What Else Can I Do In The Area?
Idaho comes packed with everything you could need and love – abandoned ghost towns and gold mines, mountains to hike, birds to spot (among them the Ring-necked Pheasant, Red-tailed Hawk, and Golden Eagle), and rivers full of fish to catch or gently kayak over.
Very worth visiting is the Sawtooth Wilderness for some stunning scenic driving and hiking.
If you’re a history bug, it is definitely worth checking out Ketchum’s Wood River Valley Ore Wagon Museum, where you can learn about Idaho’s role in mining, the Native Americans, mining in general, and agriculture.
If you’re there over the Labor Day weekend, stay in Ketchum for the famous Wagon Days Parade, the “largest non-motorized parade in the Pacific Northwest.” The parade makes feature of the original Lewis Ore Wagons and celebrates the community’s pioneer and mining heritage. If you just can’t get enough of hot springs soaking, though, why not try the primitive, riverside Rocky Canyon Hot Springs in the Boise National Forest? Or Sunbeam Hot Springs in Stanley, a riverside soak right by the highway. Haven Hot Springs offers a huge split-temperature pool and a motel with four rooms, each with its own private 1-2-person mineral water hot tubs. Nearby Kirkham Hot Springs, like Frenchman’s Bend, offers a riverside soak in idyllic mountain surrounds, while Challis Hot Springs offers a quiet and orderly campground for those seeking a longer RnR hot springs break. We’ll definitely be adding more Idaho hot springs soon, so just type “Idaho” in the search bar and see what else there is to explore!
The Dos And Don’ts Of Visiting A Hot Springs
Every hot springs has its own quirks.
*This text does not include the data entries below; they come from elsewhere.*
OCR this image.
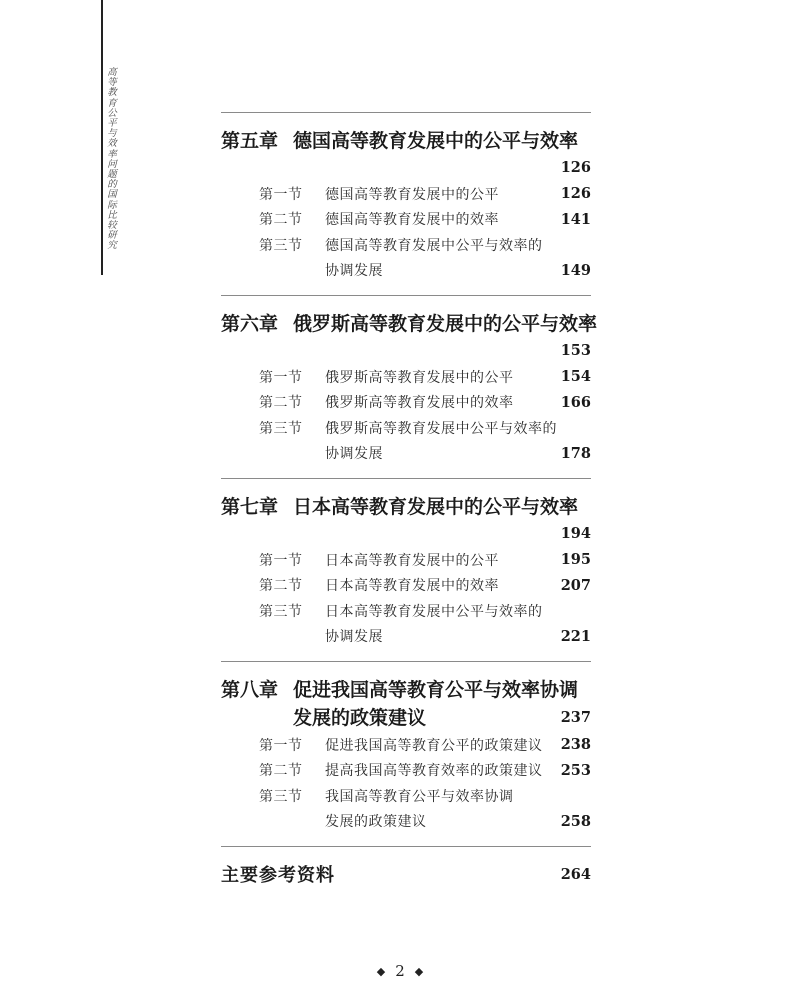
高等教育公平与效率问题的国际比较研究
第五章 德国高等教育发展中的公平与效率
126
第一节	德国高等教育发展中的公平	126
第二节	德国高等教育发展中的效率	141
第三节	德国高等教育发展中公平与效率的
协调发展	149
第六章 俄罗斯高等教育发展中的公平与效率
153
第一节	俄罗斯高等教育发展中的公平	154
第二节	俄罗斯高等教育发展中的效率	166
第三节	俄罗斯高等教育发展中公平与效率的
协调发展	178
第七章 日本高等教育发展中的公平与效率
194
第一节	日本高等教育发展中的公平	195
第二节	日本高等教育发展中的效率	207
第三节	日本高等教育发展中公平与效率的
协调发展	221
第八章 促进我国高等教育公平与效率协调
发展的政策建议	237
第一节	促进我国高等教育公平的政策建议	238
第二节	提高我国高等教育效率的政策建议	253
第三节	我国高等教育公平与效率协调
发展的政策建议	258
主要参考资料	264
◆ 2 ◆
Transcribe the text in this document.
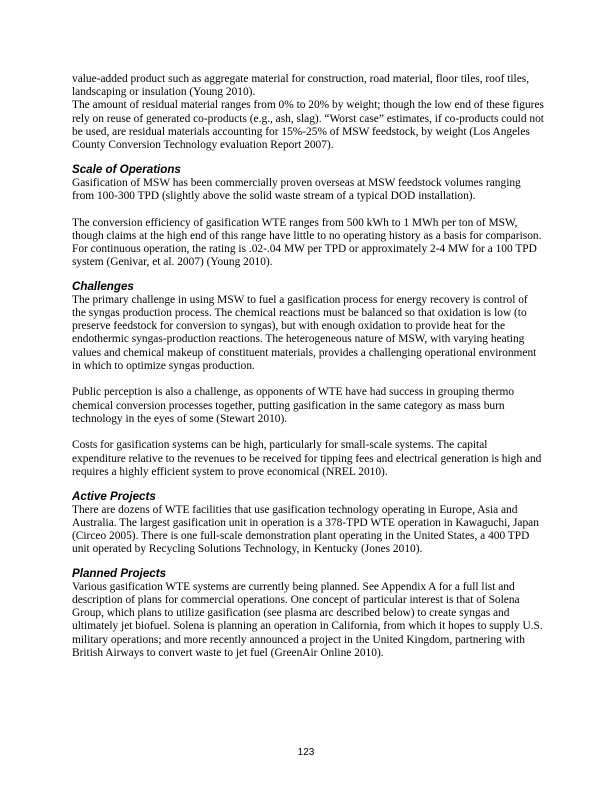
value-added product such as aggregate material for construction, road material, floor tiles, roof tiles, landscaping or insulation (Young 2010).

The amount of residual material ranges from 0% to 20% by weight; though the low end of these figures rely on reuse of generated co-products (e.g., ash, slag). “Worst case” estimates, if co-products could not be used, are residual materials accounting for 15%-25% of MSW feedstock, by weight (Los Angeles County Conversion Technology evaluation Report 2007).

Scale of Operations

Gasification of MSW has been commercially proven overseas at MSW feedstock volumes ranging from 100-300 TPD (slightly above the solid waste stream of a typical DOD installation).

The conversion efficiency of gasification WTE ranges from 500 kWh to 1 MWh per ton of MSW, though claims at the high end of this range have little to no operating history as a basis for comparison. For continuous operation, the rating is .02-.04 MW per TPD or approximately 2-4 MW for a 100 TPD system (Genivar, et al. 2007) (Young 2010).

Challenges

The primary challenge in using MSW to fuel a gasification process for energy recovery is control of the syngas production process. The chemical reactions must be balanced so that oxidation is low (to preserve feedstock for conversion to syngas), but with enough oxidation to provide heat for the endothermic syngas-production reactions. The heterogeneous nature of MSW, with varying heating values and chemical makeup of constituent materials, provides a challenging operational environment in which to optimize syngas production.

Public perception is also a challenge, as opponents of WTE have had success in grouping thermo chemical conversion processes together, putting gasification in the same category as mass burn technology in the eyes of some (Stewart 2010).

Costs for gasification systems can be high, particularly for small-scale systems. The capital expenditure relative to the revenues to be received for tipping fees and electrical generation is high and requires a highly efficient system to prove economical (NREL 2010).

Active Projects

There are dozens of WTE facilities that use gasification technology operating in Europe, Asia and Australia. The largest gasification unit in operation is a 378-TPD WTE operation in Kawaguchi, Japan (Circeo 2005). There is one full-scale demonstration plant operating in the United States, a 400 TPD unit operated by Recycling Solutions Technology, in Kentucky (Jones 2010).

Planned Projects

Various gasification WTE systems are currently being planned. See Appendix A for a full list and description of plans for commercial operations. One concept of particular interest is that of Solena Group, which plans to utilize gasification (see plasma arc described below) to create syngas and ultimately jet biofuel. Solena is planning an operation in California, from which it hopes to supply U.S. military operations; and more recently announced a project in the United Kingdom, partnering with British Airways to convert waste to jet fuel (GreenAir Online 2010).

123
Visitors to Frenchman’s Bend Hot Springs, for example, should be sure to bring water sandals for crossing the creek and should leave their pets at home. For more general and very important “hot springs etiquette,” we highly recommend you take a moment to check out our carefully compiled easy-to-read list of “dos and don’ts” here. And always, always respect our nature – pack out what you pack in and LEAVE NO TRACE.
Frequently Asked Questions
No. Owners are asked not to bring their pets to the area.
No camping is allowed near the Frenchman’s Hot Springs. There are primitive campgrounds in the area as well as cabins and hotels to stay in.
The mineral water at Frenchman’s Bend Hot Springs varies between 105 – 110°F.
In March 1984, drug-induced Hailey resident Timothy Hammerbeck, 20, was pulled from the hot springs by local sheriffs after living in the pool for 28 days, during which time he left only to drink creek water, drink one beer gifted by a passerby, hallucinated, and scared off quite a few soakers. Hammerbeck, the “Moss Man” said he had stayed in the water because his clothes had frozen to the ground and he was waiting for spring to come so they would thaw.
While we at Traxplorio do our very best to give you the latest information about these hot springs sites, life happens, weather happens, and property owners happen. We always recommend you go to the official hot springs’ web page and/or the relevant state authority page to check conditions, times, and prices (where relevant) before you head out. Thanks for understanding, and enjoy your soak!